Der TÜV warnt: Windräder sind eine Gefahr und tickende Zeitbomben




Der TÜV warnt: Windräder sind eine Gefahr und tickende ZeitbombenDie Lage ist ernst: Nach vielen Havarien von Windkraftanlagen fordert der Technische Überwachungsverein von der Politik eine gesetzlich geregelte Prüfpflicht für Ökostrom-Anlage. Zum Hintergrund der Forderung: Viele Windräder sind inzwischen 20 oder gar 25 Jahre alt. Damit steigt die Gefahr für schwerwiegende Havarien, erste Fälle gab es bereits. TÜV warnt: Windräder sind eine Gefahr und tickende Zeitbomben.

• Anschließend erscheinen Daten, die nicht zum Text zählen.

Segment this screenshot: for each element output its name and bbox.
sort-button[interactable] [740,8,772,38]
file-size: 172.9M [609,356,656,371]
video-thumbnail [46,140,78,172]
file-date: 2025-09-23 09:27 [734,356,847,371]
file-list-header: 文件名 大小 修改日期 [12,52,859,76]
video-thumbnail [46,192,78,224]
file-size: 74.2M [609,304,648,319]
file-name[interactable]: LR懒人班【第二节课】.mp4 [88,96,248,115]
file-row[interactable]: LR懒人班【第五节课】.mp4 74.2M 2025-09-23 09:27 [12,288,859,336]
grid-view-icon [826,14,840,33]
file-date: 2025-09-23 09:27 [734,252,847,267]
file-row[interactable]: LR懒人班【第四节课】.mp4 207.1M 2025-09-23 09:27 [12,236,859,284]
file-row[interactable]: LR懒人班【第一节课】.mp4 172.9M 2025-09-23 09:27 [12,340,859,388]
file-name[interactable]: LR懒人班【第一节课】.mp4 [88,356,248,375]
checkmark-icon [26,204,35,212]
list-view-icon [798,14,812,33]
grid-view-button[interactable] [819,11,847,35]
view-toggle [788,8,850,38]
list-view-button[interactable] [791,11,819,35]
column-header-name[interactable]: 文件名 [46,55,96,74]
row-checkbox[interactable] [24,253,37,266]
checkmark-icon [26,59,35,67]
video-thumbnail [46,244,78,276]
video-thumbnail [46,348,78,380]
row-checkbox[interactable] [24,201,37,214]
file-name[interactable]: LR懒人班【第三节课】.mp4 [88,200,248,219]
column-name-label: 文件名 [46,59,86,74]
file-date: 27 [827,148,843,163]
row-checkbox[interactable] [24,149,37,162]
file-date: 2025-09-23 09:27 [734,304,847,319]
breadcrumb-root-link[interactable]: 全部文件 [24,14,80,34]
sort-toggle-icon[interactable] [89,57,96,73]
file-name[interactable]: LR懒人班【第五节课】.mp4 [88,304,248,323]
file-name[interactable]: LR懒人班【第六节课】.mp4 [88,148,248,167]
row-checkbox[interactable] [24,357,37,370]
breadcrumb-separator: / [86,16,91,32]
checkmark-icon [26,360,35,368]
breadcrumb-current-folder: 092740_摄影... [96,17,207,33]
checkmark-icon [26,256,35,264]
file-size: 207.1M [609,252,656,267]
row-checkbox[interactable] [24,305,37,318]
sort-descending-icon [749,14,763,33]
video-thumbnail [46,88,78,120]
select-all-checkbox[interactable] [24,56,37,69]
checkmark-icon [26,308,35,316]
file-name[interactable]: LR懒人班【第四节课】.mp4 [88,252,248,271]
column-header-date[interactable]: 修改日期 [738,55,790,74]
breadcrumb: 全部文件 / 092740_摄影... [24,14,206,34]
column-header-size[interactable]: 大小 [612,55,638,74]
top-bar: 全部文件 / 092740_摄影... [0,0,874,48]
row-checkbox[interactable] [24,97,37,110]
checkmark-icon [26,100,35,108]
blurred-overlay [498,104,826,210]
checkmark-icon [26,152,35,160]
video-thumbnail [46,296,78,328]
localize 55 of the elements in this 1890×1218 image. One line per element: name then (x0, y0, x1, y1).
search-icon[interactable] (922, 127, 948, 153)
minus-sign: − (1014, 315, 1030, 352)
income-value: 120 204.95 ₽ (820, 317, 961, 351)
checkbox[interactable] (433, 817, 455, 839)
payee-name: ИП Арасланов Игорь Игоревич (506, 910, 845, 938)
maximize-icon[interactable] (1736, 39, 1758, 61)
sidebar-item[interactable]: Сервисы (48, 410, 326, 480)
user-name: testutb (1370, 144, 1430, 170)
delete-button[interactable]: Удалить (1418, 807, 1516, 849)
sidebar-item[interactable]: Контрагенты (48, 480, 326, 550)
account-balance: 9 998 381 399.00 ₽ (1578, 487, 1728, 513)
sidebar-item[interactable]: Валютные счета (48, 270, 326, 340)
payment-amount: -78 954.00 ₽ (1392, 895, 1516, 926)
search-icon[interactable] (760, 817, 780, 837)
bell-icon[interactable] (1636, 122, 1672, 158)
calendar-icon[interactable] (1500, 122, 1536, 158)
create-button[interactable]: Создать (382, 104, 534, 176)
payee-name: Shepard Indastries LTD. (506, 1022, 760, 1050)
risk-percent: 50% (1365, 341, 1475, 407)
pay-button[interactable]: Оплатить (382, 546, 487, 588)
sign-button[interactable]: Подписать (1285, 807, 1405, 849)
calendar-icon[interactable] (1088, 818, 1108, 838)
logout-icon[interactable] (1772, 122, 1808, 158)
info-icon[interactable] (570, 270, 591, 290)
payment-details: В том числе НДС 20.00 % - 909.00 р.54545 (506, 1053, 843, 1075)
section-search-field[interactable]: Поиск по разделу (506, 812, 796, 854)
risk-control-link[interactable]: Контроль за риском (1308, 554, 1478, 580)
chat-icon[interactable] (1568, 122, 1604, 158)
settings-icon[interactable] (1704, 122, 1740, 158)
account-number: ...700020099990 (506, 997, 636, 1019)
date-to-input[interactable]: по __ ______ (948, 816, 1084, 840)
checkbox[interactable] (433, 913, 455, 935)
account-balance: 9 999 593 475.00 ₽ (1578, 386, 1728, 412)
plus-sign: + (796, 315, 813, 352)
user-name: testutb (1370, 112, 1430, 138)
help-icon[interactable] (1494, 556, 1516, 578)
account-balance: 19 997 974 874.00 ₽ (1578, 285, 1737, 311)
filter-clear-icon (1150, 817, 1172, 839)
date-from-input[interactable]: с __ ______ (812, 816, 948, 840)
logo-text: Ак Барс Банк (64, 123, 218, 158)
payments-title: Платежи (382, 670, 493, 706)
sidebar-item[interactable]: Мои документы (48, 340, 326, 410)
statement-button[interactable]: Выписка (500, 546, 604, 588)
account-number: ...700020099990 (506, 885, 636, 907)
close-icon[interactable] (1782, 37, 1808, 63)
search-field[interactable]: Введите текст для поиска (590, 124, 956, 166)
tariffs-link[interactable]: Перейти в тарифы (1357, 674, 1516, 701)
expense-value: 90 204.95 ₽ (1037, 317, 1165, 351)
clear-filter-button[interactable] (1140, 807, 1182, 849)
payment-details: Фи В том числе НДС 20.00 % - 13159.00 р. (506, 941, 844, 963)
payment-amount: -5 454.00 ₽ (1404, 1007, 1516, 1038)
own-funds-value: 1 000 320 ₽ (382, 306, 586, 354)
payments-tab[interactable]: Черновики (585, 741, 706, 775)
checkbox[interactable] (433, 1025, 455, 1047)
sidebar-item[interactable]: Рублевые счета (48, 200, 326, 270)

Ein Experte des TÜVs sprach gegenüber der »Welt am Sonntag« von »tickenden Zeitbomben«. Dazu Joachim Bühler, geschäftsführendes Präsidiumsmitglied beim Verband der TÜV: »Wir halten eine umfassende Prüfung auch für Windenergieanlagen auf Basis der Betriebssicherheitsverordnung für dringend geboten. Trotz erheblicher Gefahren und zahlreicher Unfälle werden bislang nur einzelne Teile nach völlig unterschiedlich geregelten Vorgaben geprüft.«

TÜV warnt: Windräder sind eine Gefahr und tickende Zeitbomben

Viele Windräder nähern sich derzeit einer Betriebsdauer von 20 bis 25 Jahren. Grundsätzlich sind derlei Anlagen für eine Betriebsdauer von 20 Jahren ausgelegt. Dazu Dieter Ross, seines Zeichens TÜV-Experte, der einem Arbeitskreis aller zugelassenen Überwachungsstellen vorsteht: Die Politik müsse die Verantwortung in die Hände nehmen und eine »eine gesetzlich geregelte, unabhängige Drittprüfung der Gesamtanlage einführen«. Seiner Meinung nach handele sich bei den bestehenden Windkraftanlagen um »tickende Zeitbomben«. »Was Strukturfestigkeit und Materialermüdung angeht, wissen wir nicht, woran wir sind«, warnte er. »Da schwelen erhebliche Gefahren.«

Der TÜV warnt: Windräder sind eine Gefahr und tickende Zeitbomben

Die Havarien häufen sich

In den vergangenen Monaten hat es eine Vielzahl von Unfällen gegeben – Rotorblätter brachen ab, Türme knickten ein, Motoren fangen einfach an zu brennen. Glücklicherweise ist bisher noch kein Menschenleben zu beklagen. Eine Frage der Zeit, warnen viele Experten in Anbetracht von mehr als 30.000 installierten Windkraftanlagen in Deutschland. So kam es beispielsweise im Januar diesen Jahres im Landkreis Schamburg zu einem Unfall, weil die Steuerungselektronik nicht mehr in der Lage war, den Rotor nach dem Wind auszurichten.  Zuerst zerbrachen Teile der Rotorblätter, dann knickte der 70 Meter hohe Turm und sank zu Boden. Zwei Wochen später bei Bad Driburg: An einem Windrad brechen wiederum Teile der Rotorblätter ab und werden weggeschleudert. Ein Fragment findet die Polizei mehr als hundert Meter entfernt im Wald. Borchen: Eine nicht installierte Bremsanlage eines 115 Meter hohen Turm ist nicht in Betrieb, worauf der Rotor sich immer schneller dreht. Als Ergebnis geben zwei der 56 Meter langen Flügel ihren geist auf und verabschieden sich in einer Wolke aus Glas, Kunststoff und diversen Füllmaterial. Glasfasersplitter fliegen mehr als 800 Meter weit.